Anadolu Üniversitesi Hukuk Fakültesi`nde “Masonik-Fetöcü-Marksist Cephe” adında bir yapılanma içinde yer aldığı” ve “yüz kızartıcı faaliyetlerde bulunduğu” iddialarıyla 2 kez fakülteyle ilişiği kesilen ve mahkeme kararıyla geri dönen Öğretim Görevlisi Dr. Barış Işık`ın yine işine son verildi.
Anadolu Üniversitesi Hukuk Fakültesi yönetiminin iki yıl önce hakkında “Masonik-Fetöcü-Marksist Cephe” adında bir yapılanma içinde yer aldığı ve “yüz kızartıcı faaliyetlerde bulunduğu” gerekçeleriyle ataması yenilemeyip ilişiğini kestiği Öğretim Görevlisi Dr. Barış Işık, mahkeme kararına rağmen “ihtiyaç yok” denilerek bir kez daha işten çıkarıldı.

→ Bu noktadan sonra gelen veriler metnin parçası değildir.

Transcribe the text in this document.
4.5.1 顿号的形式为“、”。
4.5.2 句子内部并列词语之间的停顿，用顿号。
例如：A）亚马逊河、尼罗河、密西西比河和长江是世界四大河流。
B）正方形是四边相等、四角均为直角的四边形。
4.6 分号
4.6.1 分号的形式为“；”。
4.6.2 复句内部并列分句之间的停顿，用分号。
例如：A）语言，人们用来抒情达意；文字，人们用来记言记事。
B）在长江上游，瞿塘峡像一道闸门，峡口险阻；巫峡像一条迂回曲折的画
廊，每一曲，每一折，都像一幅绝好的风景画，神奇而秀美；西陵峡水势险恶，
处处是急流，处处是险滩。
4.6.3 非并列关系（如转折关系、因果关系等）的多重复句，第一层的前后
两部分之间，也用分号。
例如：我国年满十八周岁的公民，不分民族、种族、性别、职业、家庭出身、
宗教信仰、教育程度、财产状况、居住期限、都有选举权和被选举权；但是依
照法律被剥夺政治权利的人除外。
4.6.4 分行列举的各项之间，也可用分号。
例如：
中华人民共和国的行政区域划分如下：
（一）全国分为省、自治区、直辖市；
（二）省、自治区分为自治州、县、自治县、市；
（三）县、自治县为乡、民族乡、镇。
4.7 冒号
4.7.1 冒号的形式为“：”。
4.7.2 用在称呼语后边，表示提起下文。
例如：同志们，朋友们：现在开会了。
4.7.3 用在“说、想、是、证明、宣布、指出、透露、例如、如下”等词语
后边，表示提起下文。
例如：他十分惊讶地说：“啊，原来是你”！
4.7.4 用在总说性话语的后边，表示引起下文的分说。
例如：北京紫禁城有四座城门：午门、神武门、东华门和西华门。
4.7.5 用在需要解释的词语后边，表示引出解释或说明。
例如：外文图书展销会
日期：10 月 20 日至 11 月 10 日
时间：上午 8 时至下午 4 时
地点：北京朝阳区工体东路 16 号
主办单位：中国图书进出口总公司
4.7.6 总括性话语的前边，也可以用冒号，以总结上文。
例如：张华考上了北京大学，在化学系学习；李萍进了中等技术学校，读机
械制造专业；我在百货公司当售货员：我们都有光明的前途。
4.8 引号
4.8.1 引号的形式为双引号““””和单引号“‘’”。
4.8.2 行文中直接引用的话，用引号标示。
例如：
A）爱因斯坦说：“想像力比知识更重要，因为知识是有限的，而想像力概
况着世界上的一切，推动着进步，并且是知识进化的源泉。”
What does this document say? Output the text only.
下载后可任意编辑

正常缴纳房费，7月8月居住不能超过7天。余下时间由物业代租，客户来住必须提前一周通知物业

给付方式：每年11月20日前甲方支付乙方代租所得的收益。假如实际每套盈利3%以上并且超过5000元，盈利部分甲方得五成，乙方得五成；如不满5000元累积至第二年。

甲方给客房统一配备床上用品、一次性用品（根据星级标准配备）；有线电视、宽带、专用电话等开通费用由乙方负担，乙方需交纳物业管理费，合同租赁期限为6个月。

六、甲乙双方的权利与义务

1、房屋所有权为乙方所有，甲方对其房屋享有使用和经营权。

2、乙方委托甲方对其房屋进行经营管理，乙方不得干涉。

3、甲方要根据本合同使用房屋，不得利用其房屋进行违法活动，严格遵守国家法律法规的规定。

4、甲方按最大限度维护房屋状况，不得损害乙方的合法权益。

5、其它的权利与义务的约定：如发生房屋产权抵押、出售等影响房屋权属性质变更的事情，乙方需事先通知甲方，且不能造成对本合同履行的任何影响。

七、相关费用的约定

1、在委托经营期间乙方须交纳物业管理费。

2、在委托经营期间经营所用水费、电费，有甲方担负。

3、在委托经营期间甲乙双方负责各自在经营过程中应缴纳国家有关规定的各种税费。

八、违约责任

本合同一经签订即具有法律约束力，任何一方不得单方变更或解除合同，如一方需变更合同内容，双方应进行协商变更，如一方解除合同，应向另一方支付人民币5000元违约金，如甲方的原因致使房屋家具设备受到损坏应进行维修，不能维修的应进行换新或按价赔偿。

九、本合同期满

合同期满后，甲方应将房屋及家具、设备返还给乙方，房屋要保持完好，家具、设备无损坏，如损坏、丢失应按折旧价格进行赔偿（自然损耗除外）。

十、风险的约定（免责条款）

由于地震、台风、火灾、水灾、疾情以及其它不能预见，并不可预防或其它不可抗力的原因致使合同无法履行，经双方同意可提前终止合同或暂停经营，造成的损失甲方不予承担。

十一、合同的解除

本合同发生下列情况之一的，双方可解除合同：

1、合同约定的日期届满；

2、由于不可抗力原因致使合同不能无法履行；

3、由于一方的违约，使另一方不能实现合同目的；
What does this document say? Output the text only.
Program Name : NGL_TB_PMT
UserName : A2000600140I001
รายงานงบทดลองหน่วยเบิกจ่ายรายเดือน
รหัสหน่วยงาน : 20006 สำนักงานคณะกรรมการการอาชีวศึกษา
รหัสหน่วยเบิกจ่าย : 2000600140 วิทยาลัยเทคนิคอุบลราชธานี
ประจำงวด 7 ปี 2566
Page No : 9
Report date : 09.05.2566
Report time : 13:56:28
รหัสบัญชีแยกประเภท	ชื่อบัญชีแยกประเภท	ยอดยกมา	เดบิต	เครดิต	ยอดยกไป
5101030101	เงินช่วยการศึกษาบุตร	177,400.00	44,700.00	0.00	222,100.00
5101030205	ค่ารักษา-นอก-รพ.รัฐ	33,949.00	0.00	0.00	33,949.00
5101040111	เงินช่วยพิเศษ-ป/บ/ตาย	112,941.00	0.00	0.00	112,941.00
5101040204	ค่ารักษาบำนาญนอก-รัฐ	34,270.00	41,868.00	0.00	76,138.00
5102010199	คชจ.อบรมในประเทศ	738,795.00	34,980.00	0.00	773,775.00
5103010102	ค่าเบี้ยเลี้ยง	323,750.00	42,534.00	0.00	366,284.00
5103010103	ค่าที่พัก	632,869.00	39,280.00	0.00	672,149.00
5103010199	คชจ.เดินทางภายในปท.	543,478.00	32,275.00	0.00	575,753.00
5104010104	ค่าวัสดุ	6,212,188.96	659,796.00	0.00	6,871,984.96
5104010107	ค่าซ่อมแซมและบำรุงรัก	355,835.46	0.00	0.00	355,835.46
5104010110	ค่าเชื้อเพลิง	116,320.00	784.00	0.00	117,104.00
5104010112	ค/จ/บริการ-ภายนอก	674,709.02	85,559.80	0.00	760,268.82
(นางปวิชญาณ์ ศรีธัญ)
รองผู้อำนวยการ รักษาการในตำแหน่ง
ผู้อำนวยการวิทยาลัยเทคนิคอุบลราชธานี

Barış Işık, yaşadığı süreci şöyle özetledi:
“2019 Eylül ayında ‘ihtiyaç olmadığı` ve ‘hakkımda terör örgütleriyle eylem birliği içerisinde olduğum, yüz kızartıcı faaliyetlerde bulunduğum gerekçeleriyle yürütülen idari bir soruşturma olduğu` gerekçesiyle atamam yenilenmeyerek ilişiğim kesildi. Söz konusu idari soruşturmadan bu tarihte haberim oldu. İdari soruşturma sonucunda ilginç iddialarla karşılaştım. Örnek olarak idari soruşturma raporunda fakültede “Masonik-Fetöcü-Marksist Cephe” diye bir yapılanma olduğu, eski dekanın bu örgütün eş başkanı olduğu, birçok akademisyenin bu örgüte üye olduğu ileri sürülüyordu. Ben de Eskişehir ilinde bir siyasetçi veya basın mensubunun sahip olmadığı kudretli role sahip ve bu örgütün maşa olarak kullandığı biriymişim. Bu iddiaların mesnetsiz olduğu Eskişehir Başsavcılığı tarafından iki kez verilen takipsizlik kararlarıyla ortaya çıktı.
“ESKİŞEHİR 1. İDARE MAHKEMESİ, USULE AYKIRI İŞLEM YAPILDIĞI GEREKÇESİYLE EKİM 2020`DE İŞLEMİ İPTAL ETTİ”
Atamamın yenilenmemesine karşı açtığım iptal davası sonucunda Eskişehir 1. İdare Mahkemesi ‘Fakülte Yönetim Kurulu`nun görüşünün alınmadığı, usule aykırı işlem yapıldığı gerekçesiyle` Ekim 2020`de işlemi iptal etti. Anadolu Üniversitesi Aralık 2020`de bu sefer Fakülte Yönetim Kurulu`ndan karar alarak ikinci kez atamamı yenilemedi. Yani ikinci kez beni işten attı.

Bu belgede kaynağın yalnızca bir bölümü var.